I never understood what had happened, from that day to this it remains a mystery. We never owned anything; she never kept what we stole. It was her rule, she said it often enough, 'If you own nothing they can take nothing from you.' She lived by that rule, until she didn't and it destroyed her. Until she found that even with nothing there was still life and freedom left to loose. What we stole was always sold, for food and candles and gin; it went on bribes and payments to buy us safety and silence. More than that, none of us had stolen that necklace; none of us had placed that cursed, golden noose about her throat. Perhaps she had found it, or it was the gift of a man of whom she was too fond or too afraid for her to sell it. I will never know but I believe that for all she had done in all the years of her life she was finally caught for a crime of which she was innocent.

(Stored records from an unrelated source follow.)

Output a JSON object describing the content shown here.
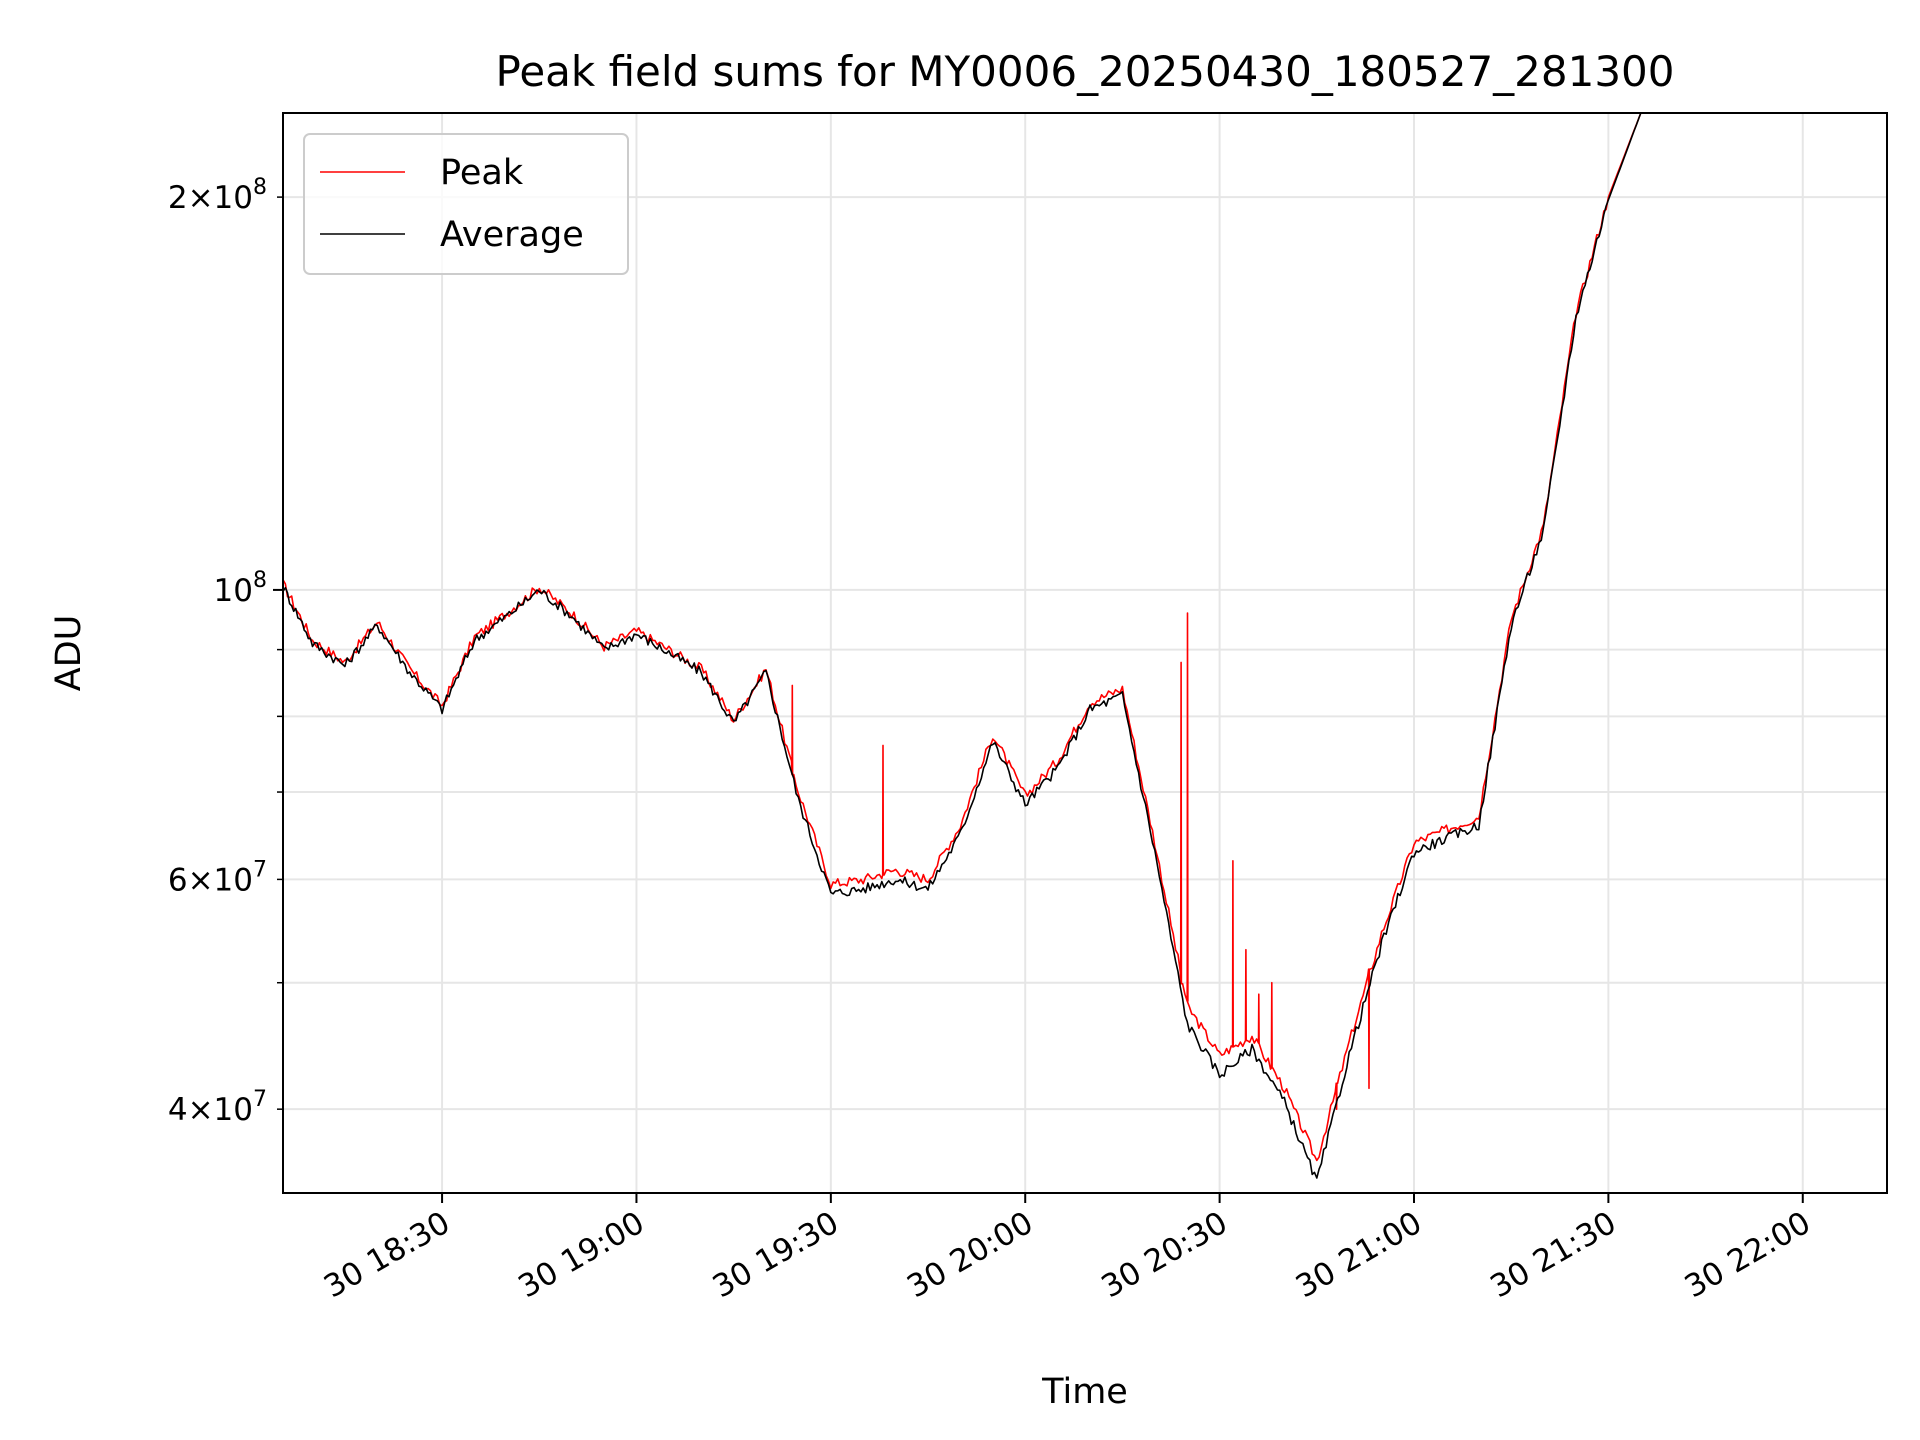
{
  "chart_data": {
    "type": "line",
    "title": "Peak field sums for MY0006_20250430_180527_281300",
    "xlabel": "Time",
    "ylabel": "ADU",
    "yscale": "log",
    "xlim": [
      "2025-04-30 18:05:27",
      "2025-04-30 22:13:00"
    ],
    "ylim": [
      34500000,
      232000000
    ],
    "grid": true,
    "legend_position": "upper left",
    "x_ticks": [
      {
        "label": "30 18:30",
        "t": "2025-04-30 18:30"
      },
      {
        "label": "30 19:00",
        "t": "2025-04-30 19:00"
      },
      {
        "label": "30 19:30",
        "t": "2025-04-30 19:30"
      },
      {
        "label": "30 20:00",
        "t": "2025-04-30 20:00"
      },
      {
        "label": "30 20:30",
        "t": "2025-04-30 20:30"
      },
      {
        "label": "30 21:00",
        "t": "2025-04-30 21:00"
      },
      {
        "label": "30 21:30",
        "t": "2025-04-30 21:30"
      },
      {
        "label": "30 22:00",
        "t": "2025-04-30 22:00"
      }
    ],
    "y_ticks_major": [
      {
        "value": 100000000,
        "mantissa": "",
        "exponent": "8"
      }
    ],
    "y_ticks_minor": [
      {
        "value": 40000000,
        "mantissa": "4",
        "exponent": "7"
      },
      {
        "value": 50000000,
        "mantissa": "",
        "exponent": ""
      },
      {
        "value": 60000000,
        "mantissa": "6",
        "exponent": "7"
      },
      {
        "value": 70000000,
        "mantissa": "",
        "exponent": ""
      },
      {
        "value": 80000000,
        "mantissa": "",
        "exponent": ""
      },
      {
        "value": 90000000,
        "mantissa": "",
        "exponent": ""
      },
      {
        "value": 200000000,
        "mantissa": "2",
        "exponent": "8"
      }
    ],
    "x": [
      "18:05:30",
      "18:10",
      "18:15",
      "18:20",
      "18:25",
      "18:30",
      "18:35",
      "18:40",
      "18:45",
      "18:50",
      "18:55",
      "19:00",
      "19:05",
      "19:10",
      "19:15",
      "19:20",
      "19:25",
      "19:30",
      "19:35",
      "19:40",
      "19:45",
      "19:50",
      "19:55",
      "20:00",
      "20:05",
      "20:10",
      "20:15",
      "20:20",
      "20:25",
      "20:30",
      "20:35",
      "20:40",
      "20:45",
      "20:50",
      "20:55",
      "21:00",
      "21:05",
      "21:10",
      "21:15",
      "21:20",
      "21:25",
      "21:30",
      "21:35"
    ],
    "series": [
      {
        "name": "Peak",
        "color": "#ff0000",
        "values": [
          101000000,
          91500000,
          88000000,
          94500000,
          87000000,
          81500000,
          92000000,
          96000000,
          100500000,
          96000000,
          90500000,
          93000000,
          90000000,
          87000000,
          79500000,
          87000000,
          70000000,
          59500000,
          60000000,
          61000000,
          60000000,
          66000000,
          77500000,
          69500000,
          74000000,
          82000000,
          84000000,
          64000000,
          48000000,
          44000000,
          45500000,
          41500000,
          36500000,
          45000000,
          54500000,
          64000000,
          65500000,
          67000000,
          95000000,
          112000000,
          163000000,
          200000000,
          232000000
        ],
        "spikes": [
          {
            "t": "19:24",
            "value": 84500000
          },
          {
            "t": "19:38",
            "value": 76000000
          },
          {
            "t": "20:24",
            "value": 88000000
          },
          {
            "t": "20:25",
            "value": 96000000
          },
          {
            "t": "20:32",
            "value": 62000000
          },
          {
            "t": "20:34",
            "value": 53000000
          },
          {
            "t": "20:36",
            "value": 49000000
          },
          {
            "t": "20:38",
            "value": 50000000
          },
          {
            "t": "20:48",
            "value": 40000000
          },
          {
            "t": "20:53",
            "value": 41500000
          }
        ]
      },
      {
        "name": "Average",
        "color": "#000000",
        "values": [
          100500000,
          91000000,
          87500000,
          94000000,
          86500000,
          81000000,
          91500000,
          95500000,
          100000000,
          95500000,
          90000000,
          92500000,
          89500000,
          86500000,
          79000000,
          86500000,
          69000000,
          58500000,
          59000000,
          60000000,
          59000000,
          65000000,
          76500000,
          68500000,
          73000000,
          81000000,
          83000000,
          63000000,
          46500000,
          42500000,
          44500000,
          40500000,
          35200000,
          44000000,
          53500000,
          63000000,
          64500000,
          66000000,
          94000000,
          111000000,
          162000000,
          199000000,
          232000000
        ]
      }
    ]
  }
}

1. The Land of Green Ginger is an unusual and ancient street name in the town of Hull in the East Riding of Yorkshire at the confluence of the rivers Hull and Humber.

2. Staiths are privately owned lanes that run down to the loading docks on the River Hull. The nature of these lanes made it difficult for the duty men to collect the tax on imported goods and facilitated smuggling.

3. Lighter; a small boat bringing cargo to the landing stages on the River Hull from a larger vessel anchored in the Humber.

4. Tansy and Pennyroyal; two plants that grow wild in England, used to procure abortion.

5. John Rogerson; a coiner, hung in Thornton Street on 19th August 1778, the last public execution to take place in Hull.